There has been growing concern with the security of embedded devices as they continue to proliferate in several industries. This is caused by a confluence of several issues that makes for a difficult problem to solve.
First, these devices more and more rely on commodity operating systems (which carry with them commodity vulnerabilities and exploits). Second, there is a great deal of restriction with what consumers of these devices can do with them. Very often, you simply can’t touch the operating system at all. Last, these devices tend to be notoriously difficult to update usually requiring the vendor to come out with a CD to “reflash” the device. Updates are few and far between, if updates are put in place at all.
The product is that this puts a device subject to a good subset of the same vulnerabilities that any workstation is but makes it very difficult to put it in the same patch rotation much less maintain and harden it. Ideally, these devices shouldn’t be plugged into a network, but often they are. For instance, many embedded devices for SCADA and healthcare have reportedly been infected by Conficker (among others).
In those cases, they just got infected with commodity malware and behaved like your typical infected host. The scary part of this is, these devices can control very important things. Years ago, I would chafe at anyone using the word “cyberterrorism”. Terrorism has a specific definition that is a bit more restrictive than “something bad”. It’s not terrorism unless widespread debilitating fear is involved.
However, now with embedded devices in hospitals, you have devices vulnerability to commodity exploits but the payload can be modified to do something bad with that devices functionality. In health care, for instance, if the device controls some “life-saving” or “life-sustaining” function, malware could have it intentionally cause harm. That would be an example of cyberterrorism. People would very quickly develop a fear of health care. So what can we do about it?
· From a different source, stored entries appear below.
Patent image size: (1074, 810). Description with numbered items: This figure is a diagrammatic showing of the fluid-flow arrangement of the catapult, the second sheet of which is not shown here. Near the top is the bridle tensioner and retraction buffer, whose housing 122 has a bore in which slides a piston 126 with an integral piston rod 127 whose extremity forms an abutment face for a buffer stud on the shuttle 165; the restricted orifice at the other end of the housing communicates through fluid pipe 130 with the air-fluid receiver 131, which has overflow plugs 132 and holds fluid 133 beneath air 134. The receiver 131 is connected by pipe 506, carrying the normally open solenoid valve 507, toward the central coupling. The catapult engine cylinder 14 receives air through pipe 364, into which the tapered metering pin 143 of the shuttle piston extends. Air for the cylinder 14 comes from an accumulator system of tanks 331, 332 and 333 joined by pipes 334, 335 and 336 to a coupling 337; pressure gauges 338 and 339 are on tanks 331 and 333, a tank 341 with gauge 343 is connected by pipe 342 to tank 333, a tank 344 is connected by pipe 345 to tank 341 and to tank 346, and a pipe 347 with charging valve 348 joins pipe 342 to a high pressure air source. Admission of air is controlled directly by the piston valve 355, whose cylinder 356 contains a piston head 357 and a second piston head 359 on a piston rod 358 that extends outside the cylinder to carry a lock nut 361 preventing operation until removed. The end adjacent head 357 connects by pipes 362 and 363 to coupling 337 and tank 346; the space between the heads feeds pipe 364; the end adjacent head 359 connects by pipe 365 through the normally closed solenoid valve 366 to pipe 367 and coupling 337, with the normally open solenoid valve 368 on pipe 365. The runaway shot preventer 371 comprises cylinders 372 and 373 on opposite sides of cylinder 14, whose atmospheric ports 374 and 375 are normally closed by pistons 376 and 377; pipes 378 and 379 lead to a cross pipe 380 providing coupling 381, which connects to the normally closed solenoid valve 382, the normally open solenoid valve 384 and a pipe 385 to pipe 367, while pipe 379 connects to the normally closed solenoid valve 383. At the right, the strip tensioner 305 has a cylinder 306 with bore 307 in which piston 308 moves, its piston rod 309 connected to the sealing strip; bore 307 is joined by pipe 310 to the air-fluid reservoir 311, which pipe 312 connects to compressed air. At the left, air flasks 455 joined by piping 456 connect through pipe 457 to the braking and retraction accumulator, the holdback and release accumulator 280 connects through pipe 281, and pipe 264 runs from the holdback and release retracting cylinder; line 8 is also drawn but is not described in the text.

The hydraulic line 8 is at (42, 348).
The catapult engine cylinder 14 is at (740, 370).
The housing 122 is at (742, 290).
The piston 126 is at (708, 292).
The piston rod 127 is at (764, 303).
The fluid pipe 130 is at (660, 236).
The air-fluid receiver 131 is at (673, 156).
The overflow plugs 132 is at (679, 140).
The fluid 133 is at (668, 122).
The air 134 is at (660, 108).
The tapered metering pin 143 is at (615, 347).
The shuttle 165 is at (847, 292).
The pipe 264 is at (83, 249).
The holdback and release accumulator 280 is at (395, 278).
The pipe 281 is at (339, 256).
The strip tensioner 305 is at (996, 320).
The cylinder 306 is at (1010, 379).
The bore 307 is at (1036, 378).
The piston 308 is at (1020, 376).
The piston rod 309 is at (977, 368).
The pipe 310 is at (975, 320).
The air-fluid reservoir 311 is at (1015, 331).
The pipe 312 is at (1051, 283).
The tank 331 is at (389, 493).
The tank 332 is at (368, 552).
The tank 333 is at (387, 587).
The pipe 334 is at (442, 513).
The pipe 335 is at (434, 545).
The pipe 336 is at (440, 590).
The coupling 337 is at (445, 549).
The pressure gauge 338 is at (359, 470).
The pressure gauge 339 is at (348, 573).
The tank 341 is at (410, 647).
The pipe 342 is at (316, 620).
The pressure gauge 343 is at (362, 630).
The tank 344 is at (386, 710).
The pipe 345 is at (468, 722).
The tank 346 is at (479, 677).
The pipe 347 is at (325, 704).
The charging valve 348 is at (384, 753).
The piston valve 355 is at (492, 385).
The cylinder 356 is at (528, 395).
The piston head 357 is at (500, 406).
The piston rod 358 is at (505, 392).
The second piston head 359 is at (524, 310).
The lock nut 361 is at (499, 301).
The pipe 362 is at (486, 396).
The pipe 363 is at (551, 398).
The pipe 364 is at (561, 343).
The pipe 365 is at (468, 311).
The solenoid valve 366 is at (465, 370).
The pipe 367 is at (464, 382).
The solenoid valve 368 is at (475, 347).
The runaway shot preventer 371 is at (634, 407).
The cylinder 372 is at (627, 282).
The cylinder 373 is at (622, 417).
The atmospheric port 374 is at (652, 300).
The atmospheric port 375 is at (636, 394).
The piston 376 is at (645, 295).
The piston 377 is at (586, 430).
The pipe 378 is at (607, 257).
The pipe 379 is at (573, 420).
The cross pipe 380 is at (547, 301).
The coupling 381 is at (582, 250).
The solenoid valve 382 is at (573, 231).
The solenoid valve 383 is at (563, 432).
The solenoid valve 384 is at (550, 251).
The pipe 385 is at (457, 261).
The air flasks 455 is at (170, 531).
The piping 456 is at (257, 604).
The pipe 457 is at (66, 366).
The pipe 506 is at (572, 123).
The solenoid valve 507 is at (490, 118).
The real solution is that embedded device manufacturers need to provide updateability to these devices and ship them hardened. Barring that, here are some tips to help protect facilities that use these devices.
1) If they don’t need to be on a network, take a Cat5 cable, cut off the RJ45 adapter and about an inch of cable and plug that into the port. Not only does this fill the gap, it makes people think twice before “just plugging it in”. Hang a note off the cable, if necessary.
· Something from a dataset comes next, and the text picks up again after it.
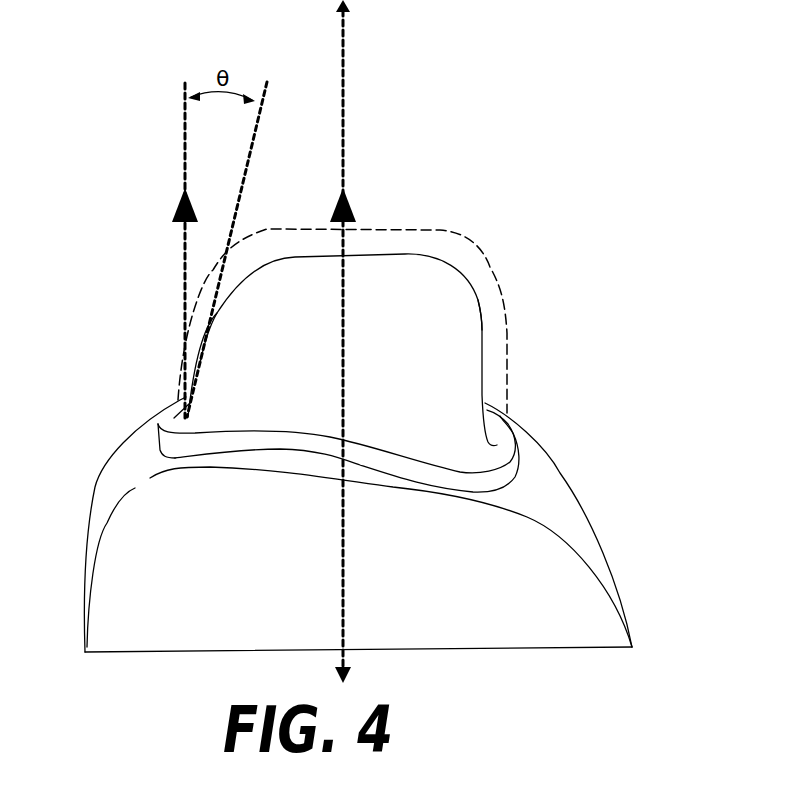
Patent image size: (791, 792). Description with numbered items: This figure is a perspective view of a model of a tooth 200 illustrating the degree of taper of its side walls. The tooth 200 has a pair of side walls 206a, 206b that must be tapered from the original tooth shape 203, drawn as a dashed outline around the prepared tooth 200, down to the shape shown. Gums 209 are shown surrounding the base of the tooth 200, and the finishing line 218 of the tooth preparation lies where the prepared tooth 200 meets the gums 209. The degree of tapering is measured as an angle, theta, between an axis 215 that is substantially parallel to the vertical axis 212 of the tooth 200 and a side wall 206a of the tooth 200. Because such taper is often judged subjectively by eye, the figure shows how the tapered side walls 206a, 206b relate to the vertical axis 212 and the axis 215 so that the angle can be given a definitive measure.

2) If these devices have a unique vendor for the network card, use network access control to simply block all the MAC addresses for that vendor. For instance, MAC address AA:AA:AA:22:22:22 has a vendor portion of AA:AA:AA and the unique host portion is 22:22:22. So block AA:AA:AA:*.
3) If they absolutely must be networked, create an “islanded” network. In short, a network where there is no external facing components or totally isolated LAN.
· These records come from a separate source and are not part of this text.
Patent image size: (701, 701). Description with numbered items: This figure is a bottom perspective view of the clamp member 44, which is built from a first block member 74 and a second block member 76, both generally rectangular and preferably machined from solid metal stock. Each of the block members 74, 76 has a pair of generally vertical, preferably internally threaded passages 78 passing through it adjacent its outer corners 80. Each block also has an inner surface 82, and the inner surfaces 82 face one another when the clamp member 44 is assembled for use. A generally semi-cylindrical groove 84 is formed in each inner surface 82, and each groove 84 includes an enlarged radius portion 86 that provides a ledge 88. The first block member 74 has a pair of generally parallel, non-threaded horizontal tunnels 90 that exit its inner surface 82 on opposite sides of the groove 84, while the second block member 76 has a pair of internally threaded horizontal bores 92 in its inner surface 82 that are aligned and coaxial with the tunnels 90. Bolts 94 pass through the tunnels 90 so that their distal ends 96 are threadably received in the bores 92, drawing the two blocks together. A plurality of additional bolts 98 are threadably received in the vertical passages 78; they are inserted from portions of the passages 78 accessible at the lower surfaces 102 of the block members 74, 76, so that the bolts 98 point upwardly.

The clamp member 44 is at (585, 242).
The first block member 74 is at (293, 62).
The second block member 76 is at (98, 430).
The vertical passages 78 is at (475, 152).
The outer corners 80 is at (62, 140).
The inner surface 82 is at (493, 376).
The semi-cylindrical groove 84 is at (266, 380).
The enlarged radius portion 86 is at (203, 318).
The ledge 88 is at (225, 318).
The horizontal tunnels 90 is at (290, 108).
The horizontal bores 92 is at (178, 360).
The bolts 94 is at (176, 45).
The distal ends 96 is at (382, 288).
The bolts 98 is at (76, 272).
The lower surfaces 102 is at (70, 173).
4) Limit all access to the device via network, via USB or via Bluetooth. All these can be used as infection mechanisms.
What are your thoughts? Those of you using embedded devices or vendor “black boxes”, how are you securing them?
bambenek /at/ gmail.com
Interesting that whilst the HIPAA safeguards for PII are so stringent, but I can find no specific provisions at http://www.hhs.gov/ as to protecting the the patient themselves. I would not be as concerned about a critical medical system being the subject of targeted cyberterrorism as being infected with malware which impeded its operation. Outside of pure system failure, imagine what impact serious latency or processing errors could have. Paranoia, perhaps? The ability of Conficker variants to spread on isolated networks due to autorun and SMB vulnerabilities really makes one think.